Oleg Zhurakousky is tez available on all yarn clusters ? Or is it an additional runtime dependency ?
If it is available by default - we can make it a runtime switch to use tez for jobs running on yarn-standalone and yarn-client mode.
But before that ...
While better multi-tennancy would be a likely benefit - my specific interest in this patch is more to do with the much better shuffle performance that tez offers Specicially for ETL jobs, I can see other benefits which might be relevant - one of our collaborative filtering implementation, though not ETL, comes fairly close to it in job characterstics and suffers due to some of our shuffle issues ...
As I alluded to, I do not think we should have an openended extension point - where any class name can be provided which extends functionality in arbitrary manner - for example, like the spi we have for compression codecs.
As Patrick mentioned, this gives the impression that the approach is blessed by spark developers - even if tagged with Experimental.
Particularly with core internals, I would be very wary of exposing them via an spi - simply because we need the freedom to evolve them for performance or functionality reasons.
On other hand, I am in favour of exploring this option to see what sort of benefits we get out of this assuming it has been prototyped already - which I thought was the case here, though I am yet to see a PR with that (not sure if I missed it !).
Given that Tez is supposed to be reasonably mature - if there is a spark + tez version, I want to see what benefits (if any) are observed as a result of this effort.
I had discussed spark + tez integration about an year or so back with Matei - but at that time, tez was probably not that mature - maybe this is a better time !
Oleg Zhurakousky Do you have a spark on tez prototype done already ? Or is this an experiment you are yet to complete ? If complete, what sort of performance difference do you see ? What metrics are you using ?
If there are significant benefits, I would want to take a closer look at the final proposed patch ... I would be interested in it making into spark in some form.

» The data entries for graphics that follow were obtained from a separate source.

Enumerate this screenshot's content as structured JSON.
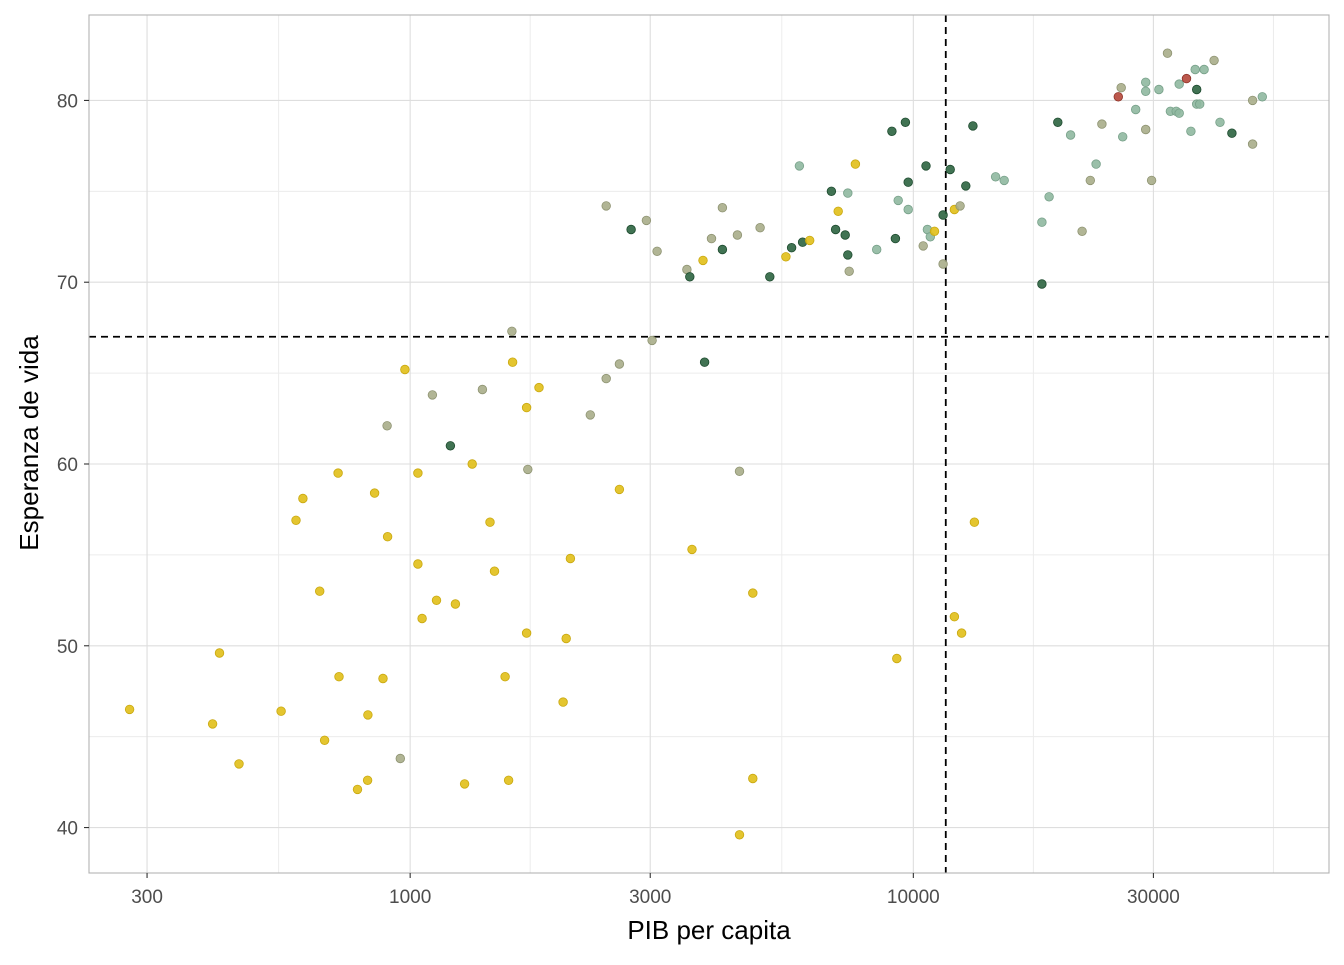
{
  "chart_data": {
    "type": "scatter",
    "xlabel": "PIB per capita",
    "ylabel": "Esperanza de vida",
    "x_scale": "log10",
    "xlim": [
      230,
      67000
    ],
    "ylim": [
      37.5,
      84.7
    ],
    "x_ticks": [
      300,
      1000,
      3000,
      10000,
      30000
    ],
    "x_tick_labels": [
      "300",
      "1000",
      "3000",
      "10000",
      "30000"
    ],
    "y_ticks": [
      40,
      50,
      60,
      70,
      80
    ],
    "y_tick_labels": [
      "40",
      "50",
      "60",
      "70",
      "80"
    ],
    "grid": true,
    "reference_lines": {
      "x": 11600,
      "y": 67.0
    },
    "colors": {
      "gold": "#e1bf18",
      "olive": "#a8ad8a",
      "sage": "#8fb8a0",
      "dark": "#2c6440",
      "red": "#b5473a"
    },
    "points": [
      {
        "x": 277,
        "y": 46.5,
        "c": "gold"
      },
      {
        "x": 405,
        "y": 45.7,
        "c": "gold"
      },
      {
        "x": 418,
        "y": 49.6,
        "c": "gold"
      },
      {
        "x": 457,
        "y": 43.5,
        "c": "gold"
      },
      {
        "x": 554,
        "y": 46.4,
        "c": "gold"
      },
      {
        "x": 593,
        "y": 56.9,
        "c": "gold"
      },
      {
        "x": 612,
        "y": 58.1,
        "c": "gold"
      },
      {
        "x": 661,
        "y": 53.0,
        "c": "gold"
      },
      {
        "x": 676,
        "y": 44.8,
        "c": "gold"
      },
      {
        "x": 719,
        "y": 59.5,
        "c": "gold"
      },
      {
        "x": 722,
        "y": 48.3,
        "c": "gold"
      },
      {
        "x": 786,
        "y": 42.1,
        "c": "gold"
      },
      {
        "x": 823,
        "y": 42.6,
        "c": "gold"
      },
      {
        "x": 824,
        "y": 46.2,
        "c": "gold"
      },
      {
        "x": 850,
        "y": 58.4,
        "c": "gold"
      },
      {
        "x": 883,
        "y": 48.2,
        "c": "gold"
      },
      {
        "x": 902,
        "y": 56.0,
        "c": "gold"
      },
      {
        "x": 900,
        "y": 62.1,
        "c": "olive"
      },
      {
        "x": 956,
        "y": 43.8,
        "c": "olive"
      },
      {
        "x": 976,
        "y": 65.2,
        "c": "gold"
      },
      {
        "x": 1036,
        "y": 59.5,
        "c": "gold"
      },
      {
        "x": 1036,
        "y": 54.5,
        "c": "gold"
      },
      {
        "x": 1056,
        "y": 51.5,
        "c": "gold"
      },
      {
        "x": 1107,
        "y": 63.8,
        "c": "olive"
      },
      {
        "x": 1128,
        "y": 52.5,
        "c": "gold"
      },
      {
        "x": 1202,
        "y": 61.0,
        "c": "dark"
      },
      {
        "x": 1230,
        "y": 52.3,
        "c": "gold"
      },
      {
        "x": 1283,
        "y": 42.4,
        "c": "gold"
      },
      {
        "x": 1328,
        "y": 60.0,
        "c": "gold"
      },
      {
        "x": 1392,
        "y": 64.1,
        "c": "olive"
      },
      {
        "x": 1441,
        "y": 56.8,
        "c": "gold"
      },
      {
        "x": 1471,
        "y": 54.1,
        "c": "gold"
      },
      {
        "x": 1544,
        "y": 48.3,
        "c": "gold"
      },
      {
        "x": 1569,
        "y": 42.6,
        "c": "gold"
      },
      {
        "x": 1593,
        "y": 67.3,
        "c": "olive"
      },
      {
        "x": 1598,
        "y": 65.6,
        "c": "gold"
      },
      {
        "x": 1704,
        "y": 63.1,
        "c": "gold"
      },
      {
        "x": 1704,
        "y": 50.7,
        "c": "gold"
      },
      {
        "x": 1713,
        "y": 59.7,
        "c": "olive"
      },
      {
        "x": 1803,
        "y": 64.2,
        "c": "gold"
      },
      {
        "x": 2013,
        "y": 46.9,
        "c": "gold"
      },
      {
        "x": 2042,
        "y": 50.4,
        "c": "gold"
      },
      {
        "x": 2082,
        "y": 54.8,
        "c": "gold"
      },
      {
        "x": 2280,
        "y": 62.7,
        "c": "olive"
      },
      {
        "x": 2452,
        "y": 74.2,
        "c": "olive"
      },
      {
        "x": 2452,
        "y": 64.7,
        "c": "olive"
      },
      {
        "x": 2605,
        "y": 65.5,
        "c": "olive"
      },
      {
        "x": 2605,
        "y": 58.6,
        "c": "gold"
      },
      {
        "x": 2749,
        "y": 72.9,
        "c": "dark"
      },
      {
        "x": 2948,
        "y": 73.4,
        "c": "olive"
      },
      {
        "x": 3025,
        "y": 66.8,
        "c": "olive"
      },
      {
        "x": 3095,
        "y": 71.7,
        "c": "olive"
      },
      {
        "x": 3548,
        "y": 70.7,
        "c": "olive"
      },
      {
        "x": 3596,
        "y": 70.3,
        "c": "dark"
      },
      {
        "x": 3632,
        "y": 55.3,
        "c": "gold"
      },
      {
        "x": 3820,
        "y": 71.2,
        "c": "gold"
      },
      {
        "x": 3848,
        "y": 65.6,
        "c": "dark"
      },
      {
        "x": 3970,
        "y": 72.4,
        "c": "olive"
      },
      {
        "x": 4173,
        "y": 71.8,
        "c": "dark"
      },
      {
        "x": 4173,
        "y": 74.1,
        "c": "olive"
      },
      {
        "x": 4471,
        "y": 72.6,
        "c": "olive"
      },
      {
        "x": 4513,
        "y": 39.6,
        "c": "gold"
      },
      {
        "x": 4513,
        "y": 59.6,
        "c": "olive"
      },
      {
        "x": 4797,
        "y": 52.9,
        "c": "gold"
      },
      {
        "x": 4797,
        "y": 42.7,
        "c": "gold"
      },
      {
        "x": 4959,
        "y": 73.0,
        "c": "olive"
      },
      {
        "x": 5186,
        "y": 70.3,
        "c": "dark"
      },
      {
        "x": 5581,
        "y": 71.4,
        "c": "gold"
      },
      {
        "x": 5728,
        "y": 71.9,
        "c": "dark"
      },
      {
        "x": 5938,
        "y": 76.4,
        "c": "sage"
      },
      {
        "x": 6025,
        "y": 72.2,
        "c": "dark"
      },
      {
        "x": 6223,
        "y": 72.3,
        "c": "gold"
      },
      {
        "x": 6873,
        "y": 75.0,
        "c": "dark"
      },
      {
        "x": 7006,
        "y": 72.9,
        "c": "dark"
      },
      {
        "x": 7092,
        "y": 73.9,
        "c": "gold"
      },
      {
        "x": 7320,
        "y": 72.6,
        "c": "dark"
      },
      {
        "x": 7408,
        "y": 74.9,
        "c": "sage"
      },
      {
        "x": 7408,
        "y": 71.5,
        "c": "dark"
      },
      {
        "x": 7458,
        "y": 70.6,
        "c": "olive"
      },
      {
        "x": 7670,
        "y": 76.5,
        "c": "gold"
      },
      {
        "x": 8458,
        "y": 71.8,
        "c": "sage"
      },
      {
        "x": 9065,
        "y": 78.3,
        "c": "dark"
      },
      {
        "x": 9210,
        "y": 72.4,
        "c": "dark"
      },
      {
        "x": 9269,
        "y": 49.3,
        "c": "gold"
      },
      {
        "x": 9331,
        "y": 74.5,
        "c": "sage"
      },
      {
        "x": 9645,
        "y": 78.8,
        "c": "dark"
      },
      {
        "x": 9769,
        "y": 75.5,
        "c": "dark"
      },
      {
        "x": 9769,
        "y": 74.0,
        "c": "sage"
      },
      {
        "x": 10461,
        "y": 72.0,
        "c": "olive"
      },
      {
        "x": 10597,
        "y": 76.4,
        "c": "dark"
      },
      {
        "x": 10667,
        "y": 72.9,
        "c": "sage"
      },
      {
        "x": 10806,
        "y": 72.5,
        "c": "sage"
      },
      {
        "x": 11018,
        "y": 72.8,
        "c": "gold"
      },
      {
        "x": 11458,
        "y": 73.7,
        "c": "dark"
      },
      {
        "x": 11458,
        "y": 71.0,
        "c": "olive"
      },
      {
        "x": 11835,
        "y": 76.2,
        "c": "dark"
      },
      {
        "x": 12068,
        "y": 74.0,
        "c": "gold"
      },
      {
        "x": 12068,
        "y": 51.6,
        "c": "gold"
      },
      {
        "x": 12387,
        "y": 74.2,
        "c": "olive"
      },
      {
        "x": 12469,
        "y": 50.7,
        "c": "gold"
      },
      {
        "x": 12715,
        "y": 75.3,
        "c": "dark"
      },
      {
        "x": 13135,
        "y": 78.6,
        "c": "dark"
      },
      {
        "x": 13222,
        "y": 56.8,
        "c": "gold"
      },
      {
        "x": 14570,
        "y": 75.8,
        "c": "sage"
      },
      {
        "x": 15155,
        "y": 75.6,
        "c": "sage"
      },
      {
        "x": 18009,
        "y": 73.3,
        "c": "sage"
      },
      {
        "x": 18009,
        "y": 69.9,
        "c": "dark"
      },
      {
        "x": 18615,
        "y": 74.7,
        "c": "sage"
      },
      {
        "x": 19365,
        "y": 78.8,
        "c": "dark"
      },
      {
        "x": 20537,
        "y": 78.1,
        "c": "sage"
      },
      {
        "x": 21645,
        "y": 72.8,
        "c": "olive"
      },
      {
        "x": 22478,
        "y": 75.6,
        "c": "olive"
      },
      {
        "x": 23079,
        "y": 76.5,
        "c": "sage"
      },
      {
        "x": 23695,
        "y": 78.7,
        "c": "olive"
      },
      {
        "x": 25549,
        "y": 80.2,
        "c": "red"
      },
      {
        "x": 25890,
        "y": 80.7,
        "c": "olive"
      },
      {
        "x": 26066,
        "y": 78.0,
        "c": "sage"
      },
      {
        "x": 27659,
        "y": 79.5,
        "c": "sage"
      },
      {
        "x": 28965,
        "y": 80.5,
        "c": "sage"
      },
      {
        "x": 28965,
        "y": 81.0,
        "c": "sage"
      },
      {
        "x": 28965,
        "y": 78.4,
        "c": "olive"
      },
      {
        "x": 29754,
        "y": 75.6,
        "c": "olive"
      },
      {
        "x": 30764,
        "y": 80.6,
        "c": "sage"
      },
      {
        "x": 31997,
        "y": 82.6,
        "c": "olive"
      },
      {
        "x": 32429,
        "y": 79.4,
        "c": "sage"
      },
      {
        "x": 33303,
        "y": 79.4,
        "c": "sage"
      },
      {
        "x": 33752,
        "y": 79.3,
        "c": "sage"
      },
      {
        "x": 33752,
        "y": 80.9,
        "c": "sage"
      },
      {
        "x": 34899,
        "y": 81.2,
        "c": "red"
      },
      {
        "x": 35609,
        "y": 78.3,
        "c": "sage"
      },
      {
        "x": 36329,
        "y": 81.7,
        "c": "sage"
      },
      {
        "x": 36574,
        "y": 79.8,
        "c": "sage"
      },
      {
        "x": 36574,
        "y": 80.6,
        "c": "dark"
      },
      {
        "x": 37079,
        "y": 79.8,
        "c": "sage"
      },
      {
        "x": 37827,
        "y": 81.7,
        "c": "sage"
      },
      {
        "x": 39595,
        "y": 82.2,
        "c": "olive"
      },
      {
        "x": 40678,
        "y": 78.8,
        "c": "sage"
      },
      {
        "x": 42954,
        "y": 78.2,
        "c": "dark"
      },
      {
        "x": 47241,
        "y": 80.0,
        "c": "olive"
      },
      {
        "x": 47241,
        "y": 77.6,
        "c": "olive"
      },
      {
        "x": 49378,
        "y": 80.2,
        "c": "sage"
      }
    ]
  }
}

As Nicholas Chammas mentioned - if it is possible to address it in spark directly, nothing like it - particularly since it will benefit all modes of execution and not just yarn + tez combination.
If the gap cant be narrowed, and the benefits are significant (for some, as of now underfined, definition of "benefits" and "significant") - then we can consider tez dependency in yarn module.
Ofcourse, all these questions are moot - until we have better quantitative judgement of what the expected gains are and what the experimental results are.